C’est ainsi qu’après avoir évalué et pesé cette menace, les Occidentaux se sont précipités dans les capitales des pays du BRICS avec les persuasions et les exhortations mentionnées ci-dessus. De plus, les Occidentaux ont commencé à utiliser activement le « cas ukrainien » comme prétexte pour convoquer des consultations multilatérales, où l’Ukraine était évoquée, mais la tâche principale était de semer la confusion dans les rangs des BRICS eux-mêmes et de leurs nouveaux partisans.

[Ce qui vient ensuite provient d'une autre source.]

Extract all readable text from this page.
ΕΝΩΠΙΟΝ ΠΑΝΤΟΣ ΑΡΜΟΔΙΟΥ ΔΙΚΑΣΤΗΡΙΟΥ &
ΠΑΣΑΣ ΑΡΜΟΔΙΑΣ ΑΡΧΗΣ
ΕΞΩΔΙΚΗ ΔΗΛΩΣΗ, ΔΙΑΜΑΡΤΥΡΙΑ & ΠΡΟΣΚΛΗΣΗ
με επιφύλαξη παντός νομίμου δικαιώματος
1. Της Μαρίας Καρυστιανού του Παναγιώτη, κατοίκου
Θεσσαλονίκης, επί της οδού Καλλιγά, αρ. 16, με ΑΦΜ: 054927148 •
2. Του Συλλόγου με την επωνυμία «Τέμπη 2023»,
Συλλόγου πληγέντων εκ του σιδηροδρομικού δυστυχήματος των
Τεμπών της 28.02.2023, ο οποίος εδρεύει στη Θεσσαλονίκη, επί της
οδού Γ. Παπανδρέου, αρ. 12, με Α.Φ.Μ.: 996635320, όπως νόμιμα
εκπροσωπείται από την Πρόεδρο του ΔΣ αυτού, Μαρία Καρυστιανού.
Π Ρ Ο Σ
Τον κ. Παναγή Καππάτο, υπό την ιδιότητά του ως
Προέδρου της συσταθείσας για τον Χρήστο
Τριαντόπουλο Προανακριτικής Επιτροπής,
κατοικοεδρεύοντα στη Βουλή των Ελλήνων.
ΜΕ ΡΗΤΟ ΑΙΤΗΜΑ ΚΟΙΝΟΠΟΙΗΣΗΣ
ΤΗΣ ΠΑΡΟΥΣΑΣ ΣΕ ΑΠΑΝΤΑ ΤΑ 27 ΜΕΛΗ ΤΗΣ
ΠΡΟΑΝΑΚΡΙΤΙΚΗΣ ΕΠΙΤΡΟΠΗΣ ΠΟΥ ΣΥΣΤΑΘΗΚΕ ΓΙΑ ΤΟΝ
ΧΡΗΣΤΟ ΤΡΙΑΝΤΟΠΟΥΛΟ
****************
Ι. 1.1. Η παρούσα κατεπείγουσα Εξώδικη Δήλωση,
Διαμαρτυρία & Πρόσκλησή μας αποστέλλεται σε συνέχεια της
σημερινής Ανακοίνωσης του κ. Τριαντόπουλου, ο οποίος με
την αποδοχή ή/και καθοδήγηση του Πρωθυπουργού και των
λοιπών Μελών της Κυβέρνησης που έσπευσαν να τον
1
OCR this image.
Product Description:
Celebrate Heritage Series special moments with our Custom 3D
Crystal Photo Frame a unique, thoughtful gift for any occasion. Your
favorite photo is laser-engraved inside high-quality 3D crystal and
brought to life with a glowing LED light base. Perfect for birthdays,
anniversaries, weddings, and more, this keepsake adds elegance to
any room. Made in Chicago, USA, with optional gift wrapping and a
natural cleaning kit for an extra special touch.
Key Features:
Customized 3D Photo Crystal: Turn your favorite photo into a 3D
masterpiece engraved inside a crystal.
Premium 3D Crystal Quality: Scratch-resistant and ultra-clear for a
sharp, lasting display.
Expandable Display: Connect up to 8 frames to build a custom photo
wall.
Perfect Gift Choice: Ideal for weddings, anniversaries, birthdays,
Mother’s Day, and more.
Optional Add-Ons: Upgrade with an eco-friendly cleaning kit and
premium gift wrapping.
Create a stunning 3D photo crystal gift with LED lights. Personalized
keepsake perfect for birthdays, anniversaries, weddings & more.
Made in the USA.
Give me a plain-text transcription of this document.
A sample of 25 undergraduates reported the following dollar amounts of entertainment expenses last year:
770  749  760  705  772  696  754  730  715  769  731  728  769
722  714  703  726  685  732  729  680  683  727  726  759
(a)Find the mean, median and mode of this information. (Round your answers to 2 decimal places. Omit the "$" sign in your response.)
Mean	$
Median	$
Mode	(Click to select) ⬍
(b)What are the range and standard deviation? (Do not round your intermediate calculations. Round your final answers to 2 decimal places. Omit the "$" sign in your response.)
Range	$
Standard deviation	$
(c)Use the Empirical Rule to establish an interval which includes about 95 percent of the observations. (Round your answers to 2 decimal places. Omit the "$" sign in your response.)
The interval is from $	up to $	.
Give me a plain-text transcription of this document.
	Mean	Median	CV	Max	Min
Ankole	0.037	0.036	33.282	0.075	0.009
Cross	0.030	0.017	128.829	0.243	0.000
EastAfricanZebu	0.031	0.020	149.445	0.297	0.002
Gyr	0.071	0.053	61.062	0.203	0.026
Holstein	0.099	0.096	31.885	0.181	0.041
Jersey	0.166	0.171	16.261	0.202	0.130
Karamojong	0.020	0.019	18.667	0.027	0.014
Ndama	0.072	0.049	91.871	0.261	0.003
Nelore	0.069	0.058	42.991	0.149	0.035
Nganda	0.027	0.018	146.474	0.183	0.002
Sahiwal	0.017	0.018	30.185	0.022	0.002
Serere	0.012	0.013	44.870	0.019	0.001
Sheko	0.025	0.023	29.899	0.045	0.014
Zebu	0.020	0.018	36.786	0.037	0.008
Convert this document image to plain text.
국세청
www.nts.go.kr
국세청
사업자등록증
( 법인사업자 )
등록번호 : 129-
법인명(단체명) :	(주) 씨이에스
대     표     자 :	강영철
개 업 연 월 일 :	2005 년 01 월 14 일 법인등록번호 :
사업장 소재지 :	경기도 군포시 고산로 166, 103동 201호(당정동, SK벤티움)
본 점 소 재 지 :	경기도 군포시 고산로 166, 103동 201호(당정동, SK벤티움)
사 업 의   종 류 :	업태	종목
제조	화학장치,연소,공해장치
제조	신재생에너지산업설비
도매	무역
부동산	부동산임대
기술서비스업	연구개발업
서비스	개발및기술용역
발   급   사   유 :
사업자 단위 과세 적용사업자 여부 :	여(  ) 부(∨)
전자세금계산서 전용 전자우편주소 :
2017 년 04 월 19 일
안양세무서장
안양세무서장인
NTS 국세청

Ainsi, le 25 juin à Copenhague, une réunion des conseillers politiques et de sécurité nationale du Brésil, de la Grande-Bretagne, du Danemark, de l’UE, de l’Italie, de l’Inde, du Canada, de la France, de l’Allemagne, du Japon, de l’Afrique du Sud, de l’Arabie Saoudite, des États-Unis, de la Turquie, de l’Ukraine et du Royaume-Uni a eu lieu. Selon les médias européens, l’objectif de la réunion était d’attirer les pays du BRICS, qui restent neutres sur le conflit ukrainien, du côté de l’Occident. Dans le même temps, les Occidentaux observaient Moscou du coin de l’œil : la Russie n’allait-elle pas craquer et accuser nerveusement ses partenaires des BRICS ? Elle ne l’a pas fait ! Elle ne l’a pas fait ! La Russie a pris ces efforts de Washington et de ses neveux avec attention, mais avec un calme total et un léger sarcasme.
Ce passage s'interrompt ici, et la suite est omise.